Oh, there's no earth-shattering catastrophe. I'm just too sad to beam.
For us there is only one season, the season of sorrow. The very sun and moon seem taken from us. Outside, the day may be blue and gold, but the light that creeps down through the thickly-muffled glass of the small iron-barred window beneath which one sits is grey and niggard. It is always twilight in one's cell, as it is always twilight in one's heart. And in the sphere of thought, no less than in the sphere of time, motion is no more. ~ Oscar Wilde
I'm floating right along that teetering edge of despair. I can't explain why in any sort of convincing way, even to myself. In some ways, I'm just irrational.

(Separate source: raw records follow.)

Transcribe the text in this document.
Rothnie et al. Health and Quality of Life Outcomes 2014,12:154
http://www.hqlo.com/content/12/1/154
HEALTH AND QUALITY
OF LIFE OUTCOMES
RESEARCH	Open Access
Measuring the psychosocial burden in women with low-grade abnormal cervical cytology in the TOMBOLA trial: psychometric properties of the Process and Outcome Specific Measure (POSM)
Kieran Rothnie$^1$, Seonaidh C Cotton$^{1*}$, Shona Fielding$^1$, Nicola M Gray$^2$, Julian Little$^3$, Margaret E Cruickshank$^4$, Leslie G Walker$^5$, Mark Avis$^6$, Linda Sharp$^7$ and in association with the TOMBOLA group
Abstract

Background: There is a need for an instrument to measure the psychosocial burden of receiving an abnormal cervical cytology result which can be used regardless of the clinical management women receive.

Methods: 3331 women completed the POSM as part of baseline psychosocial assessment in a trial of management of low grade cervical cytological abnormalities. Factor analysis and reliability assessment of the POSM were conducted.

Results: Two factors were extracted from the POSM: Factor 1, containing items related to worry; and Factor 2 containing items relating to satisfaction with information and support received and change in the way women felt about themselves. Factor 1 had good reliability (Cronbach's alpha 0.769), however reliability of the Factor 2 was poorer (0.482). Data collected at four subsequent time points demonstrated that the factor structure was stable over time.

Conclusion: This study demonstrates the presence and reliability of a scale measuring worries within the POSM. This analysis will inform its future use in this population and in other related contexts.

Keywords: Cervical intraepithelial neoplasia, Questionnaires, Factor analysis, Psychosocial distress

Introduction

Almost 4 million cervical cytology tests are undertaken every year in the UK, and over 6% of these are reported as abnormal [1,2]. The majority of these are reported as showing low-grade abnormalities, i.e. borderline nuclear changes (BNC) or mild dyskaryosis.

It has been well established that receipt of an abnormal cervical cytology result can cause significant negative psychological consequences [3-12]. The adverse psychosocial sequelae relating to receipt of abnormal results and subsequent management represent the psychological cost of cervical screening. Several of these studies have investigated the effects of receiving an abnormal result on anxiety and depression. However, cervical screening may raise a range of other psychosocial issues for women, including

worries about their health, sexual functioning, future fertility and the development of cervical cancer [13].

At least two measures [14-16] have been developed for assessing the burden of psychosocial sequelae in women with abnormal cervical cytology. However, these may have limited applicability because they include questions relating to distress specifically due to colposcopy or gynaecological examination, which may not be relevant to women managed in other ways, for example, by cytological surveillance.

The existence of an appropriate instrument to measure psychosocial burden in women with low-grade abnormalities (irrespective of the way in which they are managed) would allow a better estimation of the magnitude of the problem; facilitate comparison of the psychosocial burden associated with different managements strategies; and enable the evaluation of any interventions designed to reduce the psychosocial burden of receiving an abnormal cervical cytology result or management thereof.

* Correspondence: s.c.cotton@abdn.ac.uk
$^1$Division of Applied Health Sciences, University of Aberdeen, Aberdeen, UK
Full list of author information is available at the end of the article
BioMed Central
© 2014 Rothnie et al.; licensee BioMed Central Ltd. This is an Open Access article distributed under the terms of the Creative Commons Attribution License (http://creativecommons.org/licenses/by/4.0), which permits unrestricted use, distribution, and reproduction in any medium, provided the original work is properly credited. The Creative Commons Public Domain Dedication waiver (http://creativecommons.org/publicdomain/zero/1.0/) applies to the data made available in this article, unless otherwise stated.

I try to bolster all sorts of positive things inside, but it's not working. My happy place has slid away from me. I can't write. I can't sing. I can't seem to distract myself with any of the things I would normally enjoy. I can't even cry.
It happens to everyone, sometime.
So this blog is all about sharing things of joy, things that make me beam on and on and on, but I feel alienated, joyless, incapable of beaming.
Maybe it's a good time to ask others: What beams you on - especially when you're overwhelmingly sad for no good reason?
3 comments:
Here is the paradox. One may choose to focus on the dark recesses of the soul or to give rein to a soaring spirit.
Long ago I saw the movie, "Lost Horizon" (Ronald Coleman & Jane Wyatt), about a place called Shangri-la, and I have never been convinced that it's purely mythical.
I remember that movie, and I agree. Sometimes it's not so much about choice. I would love to choose to be soaring right now.
A good book and a block of chocolate. Most times though I am so good at hiding those things I even hide from myself.